Emily Viverette, director of FaithHealth Chaplaincy and Education, supervises the three chaplain managers and sees each appropriately finding their own fit in their communities given the multiple hats they wear. Long term, she believes that combining the traditional chaplaincy role within a medical center with a FaithHealth role of working in the community aligns resources for better health and healing.
“Chaplains are not the heroes of it all,” Viverette says, “but they are leverage points of connection and access for clergy, who can reach out to chaplains who’ve become really well-versed in resources in the community.”
Viverette says the changing role of hospital chaplains is an important one, even if it can be challenging, because it requires chaplains to hone skills that are not part of any curriculum.
“Traditionally, people underestimate the skills that chaplains have,” she says. And practically, in a cost-conscious world, another benefit of having a chaplain skilled enough to wear multiple hats is that small hospitals can justify the cost of a full-time chaplain whose different roles help keep people healthier, she says.
Ridenhour says the additional duties of chaplain managers like himself and his colleagues allow them to take on “boundary of leadership work.”
“It’s really sitting on the fringes between behavioral health, spirituality and community work,” he says.
All of the chaplain managers noted how the COVID-19 pandemic has required them to adjust their approach, as well as those of their FaithHealth connectors and chaplain associates. Many meetings and connections are made by Zoom, including some meetings within the walls of the hospitals. The chaplain managers have had to help their chaplain associates, and especially hospital staff members, cope with a pandemic that often precludes one-on-one contact.
For family members, that can be devastating.
Carlton recalled one incident in which a patient came to the hospital testing positive for COVID-19, and one night, 15 members of the patient’s family arrived at the hospital stressed about catching it. He says his chaplain associates worked to redirect family members to resources for testing, as the hospital itself wasn’t just doing simple testing at the time. He and his team also work closely with hospital staffers stressed from coping with long hours and fears about the pandemic.

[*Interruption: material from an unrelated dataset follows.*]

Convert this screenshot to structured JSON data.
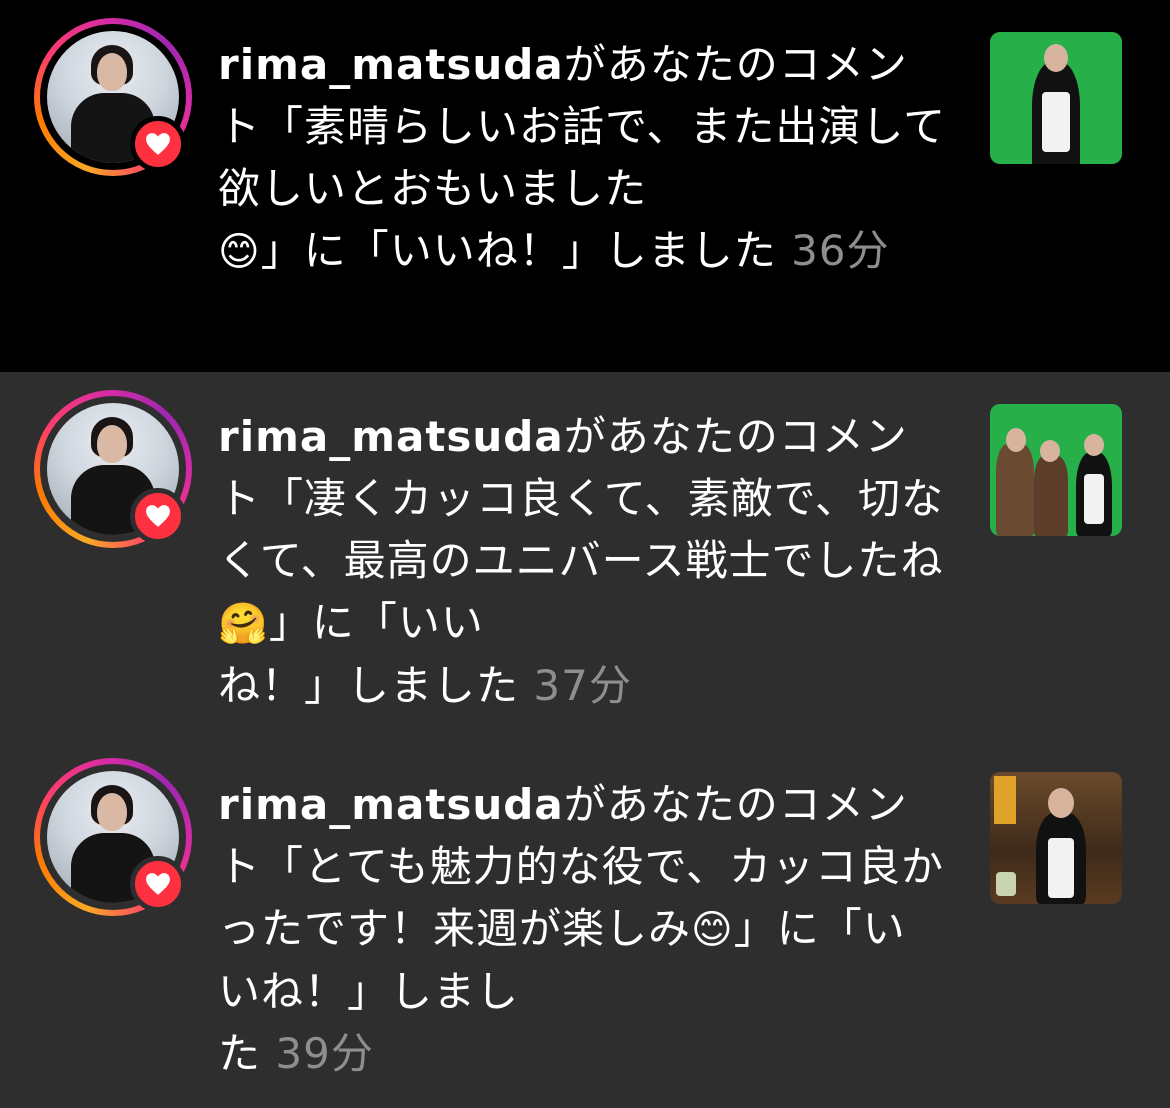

“For a rural community, the pandemic at first was kind of like, ‘This cannot be happening,’” he says. But as cases piled up and people began to become infected, it affected everyone.
“In a rural setting, everybody knows everybody. When it affects a family, it usually affects a person at the hospital,” Carlton says. “And so it’s been very stressful, very draining.”

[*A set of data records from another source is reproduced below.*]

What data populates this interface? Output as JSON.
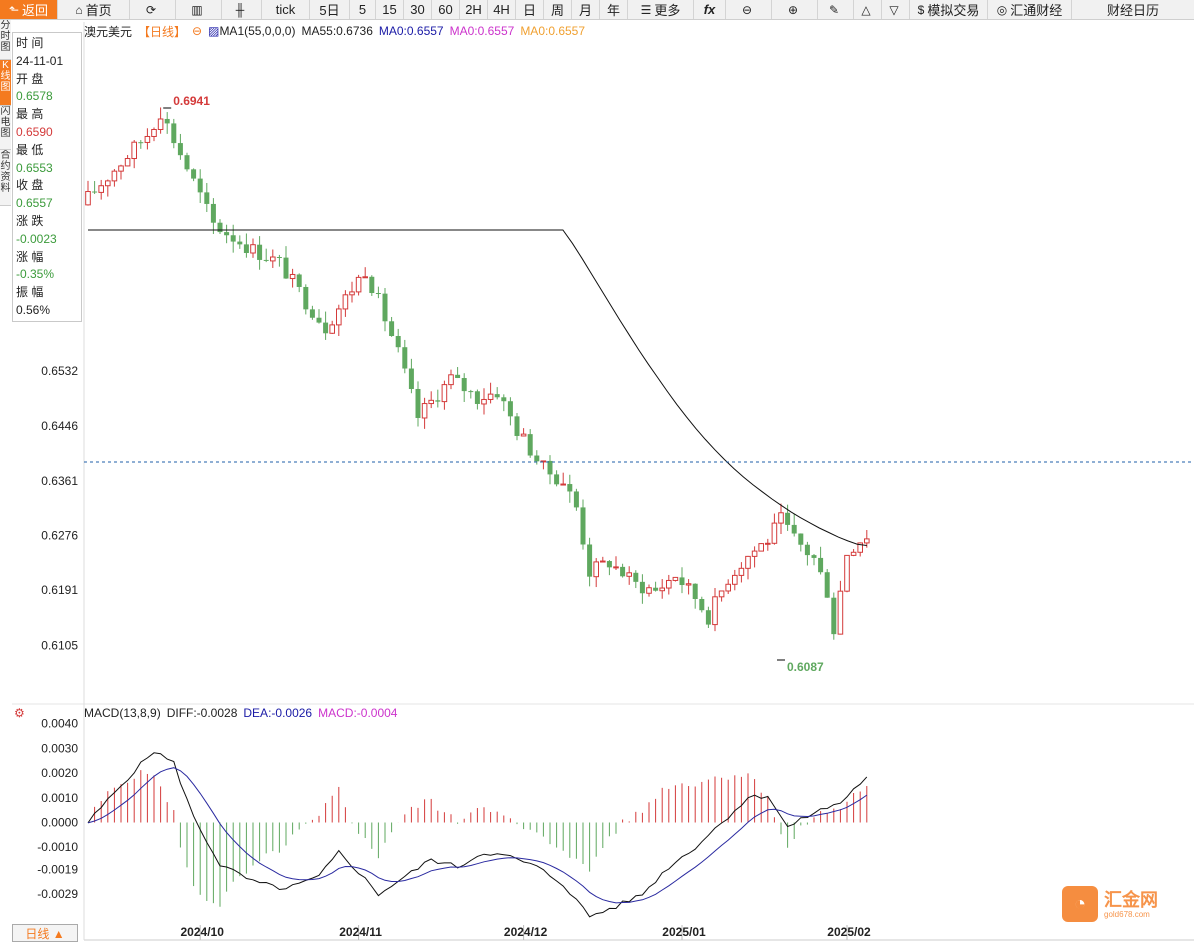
{
  "toolbar": [
    {
      "name": "back-button",
      "icon": "⬑",
      "label": "返回",
      "w": 58
    },
    {
      "name": "home-button",
      "icon": "⌂",
      "label": "首页",
      "w": 72
    },
    {
      "name": "refresh-button",
      "icon": "⟳",
      "label": "",
      "w": 46
    },
    {
      "name": "bar-chart-button",
      "icon": "▥",
      "label": "",
      "w": 46
    },
    {
      "name": "candle-chart-button",
      "icon": "╫",
      "label": "",
      "w": 40
    },
    {
      "name": "tick-button",
      "icon": "",
      "label": "tick",
      "w": 48
    },
    {
      "name": "period-5day-button",
      "icon": "",
      "label": "5日",
      "w": 40
    },
    {
      "name": "period-5min-button",
      "icon": "",
      "label": "5",
      "w": 26
    },
    {
      "name": "period-15min-button",
      "icon": "",
      "label": "15",
      "w": 28
    },
    {
      "name": "period-30min-button",
      "icon": "",
      "label": "30",
      "w": 28
    },
    {
      "name": "period-60min-button",
      "icon": "",
      "label": "60",
      "w": 28
    },
    {
      "name": "period-2h-button",
      "icon": "",
      "label": "2H",
      "w": 28
    },
    {
      "name": "period-4h-button",
      "icon": "",
      "label": "4H",
      "w": 28
    },
    {
      "name": "period-day-button",
      "icon": "",
      "label": "日",
      "w": 28
    },
    {
      "name": "period-week-button",
      "icon": "",
      "label": "周",
      "w": 28
    },
    {
      "name": "period-month-button",
      "icon": "",
      "label": "月",
      "w": 28
    },
    {
      "name": "period-year-button",
      "icon": "",
      "label": "年",
      "w": 28
    },
    {
      "name": "more-button",
      "icon": "☰",
      "label": "更多",
      "w": 66
    },
    {
      "name": "formula-button",
      "icon": "",
      "label": "fx",
      "w": 32
    },
    {
      "name": "zoom-out-button",
      "icon": "⊖",
      "label": "",
      "w": 46
    },
    {
      "name": "zoom-in-button",
      "icon": "⊕",
      "label": "",
      "w": 46
    },
    {
      "name": "draw-pen-button",
      "icon": "✎",
      "label": "",
      "w": 36
    },
    {
      "name": "triangle-up-button",
      "icon": "△",
      "label": "",
      "w": 28
    },
    {
      "name": "triangle-down-button",
      "icon": "▽",
      "label": "",
      "w": 28
    },
    {
      "name": "simulate-trade-button",
      "icon": "$",
      "label": "模拟交易",
      "w": 78
    },
    {
      "name": "fx678-button",
      "icon": "◎",
      "label": "汇通财经",
      "w": 84
    },
    {
      "name": "calendar-button",
      "icon": "",
      "label": "财经日历",
      "w": 0
    }
  ],
  "vtabs": [
    {
      "name": "tab-timeshare",
      "label": "分时图",
      "active": false,
      "h": 40
    },
    {
      "name": "tab-kline",
      "label": "K线图",
      "active": true,
      "h": 46
    },
    {
      "name": "tab-flash",
      "label": "闪电图",
      "active": false,
      "h": 44
    },
    {
      "name": "tab-contract",
      "label": "合约资料",
      "active": false,
      "h": 56
    }
  ],
  "info": [
    {
      "text": "时 间",
      "cls": ""
    },
    {
      "text": "24-11-01",
      "cls": ""
    },
    {
      "text": "开 盘",
      "cls": ""
    },
    {
      "text": "0.6578",
      "cls": "green"
    },
    {
      "text": "最 高",
      "cls": ""
    },
    {
      "text": "0.6590",
      "cls": "red"
    },
    {
      "text": "最 低",
      "cls": ""
    },
    {
      "text": "0.6553",
      "cls": "green"
    },
    {
      "text": "收 盘",
      "cls": ""
    },
    {
      "text": "0.6557",
      "cls": "green"
    },
    {
      "text": "涨 跌",
      "cls": ""
    },
    {
      "text": "-0.0023",
      "cls": "green"
    },
    {
      "text": "涨 幅",
      "cls": ""
    },
    {
      "text": "-0.35%",
      "cls": "green"
    },
    {
      "text": "振 幅",
      "cls": ""
    },
    {
      "text": "0.56%",
      "cls": ""
    }
  ],
  "legend": {
    "symbol": "澳元美元",
    "period": "【日线】",
    "ma_main": "MA1(55,0,0,0)",
    "ma55": "MA55:0.6736",
    "ma0_a": "MA0:0.6557",
    "ma0_b": "MA0:0.6557",
    "ma0_c": "MA0:0.6557"
  },
  "colors": {
    "up": "#d43a3a",
    "down": "#5fa85f",
    "ma55": "#111111",
    "ma0_a": "#1a1aa6",
    "ma0_b": "#cc33cc",
    "ma0_c": "#f0a030",
    "dea": "#2a2aa0",
    "macd_legend": "#cc33cc"
  },
  "macd_legend": {
    "title": "MACD(13,8,9)",
    "diff": "DIFF:-0.0028",
    "dea": "DEA:-0.0026",
    "macd": "MACD:-0.0004"
  },
  "timeframe_button": "日线 ▲",
  "logo": {
    "glyph": "◔",
    "name": "汇金网",
    "url": "gold678.com"
  },
  "chart_data": {
    "type": "candlestick",
    "price_axis_ticks": [
      "0.6532",
      "0.6446",
      "0.6361",
      "0.6276",
      "0.6191",
      "0.6105"
    ],
    "macd_axis_ticks": [
      "0.0040",
      "0.0030",
      "0.0020",
      "0.0010",
      "0.0000",
      "-0.0010",
      "-0.0019",
      "-0.0029"
    ],
    "x_ticks": [
      "2024/10",
      "2024/11",
      "2024/12",
      "2025/01",
      "2025/02"
    ],
    "x_tick_index": [
      17,
      41,
      66,
      90,
      115
    ],
    "annotations": {
      "high": "0.6941",
      "low": "0.6087"
    },
    "current_price": 0.6399,
    "ma55": [
      0.683,
      0.6834,
      0.6838,
      0.6842,
      0.6846,
      0.685,
      0.6854,
      0.6858,
      0.6862,
      0.6866,
      0.687,
      0.6874,
      0.6878,
      0.6882,
      0.6886,
      0.689,
      0.6894,
      0.6898,
      0.6902,
      0.6906,
      0.691,
      0.6914,
      0.692,
      0.6926,
      0.6932,
      0.6938,
      0.6944,
      0.695,
      0.6956,
      0.696,
      0.6963,
      0.6964,
      0.6964,
      0.6963,
      0.6961,
      0.6958,
      0.6953,
      0.6947,
      0.694,
      0.6931,
      0.6921,
      0.691,
      0.6896,
      0.6882,
      0.6867,
      0.6852,
      0.6836,
      0.6818,
      0.68,
      0.678,
      0.676,
      0.6737,
      0.6714,
      0.669,
      0.6666,
      0.6642,
      0.6618,
      0.6595,
      0.6572,
      0.655,
      0.6529,
      0.6508,
      0.6488,
      0.6469,
      0.6451,
      0.6434,
      0.6418,
      0.6403,
      0.6389,
      0.6376,
      0.6364,
      0.6353,
      0.6342,
      0.6332,
      0.6322,
      0.6313,
      0.6305,
      0.6297,
      0.629,
      0.6283,
      0.6277,
      0.6272,
      0.627
    ]
  }
}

The work, however, is more critical than ever, he and his fellow chaplain managers noted. In particular, they have paid more attention to staff who are coping with the pandemic as front-line providers.
“I’ve been a lot more intentional with our staff, doing check-ins and offering resources around medication, mindfulness and connection to the Employee Assistance Program and other counselors,” Ridenhour says. “We’re a resource for folks to come in and share what they’re dealing with.”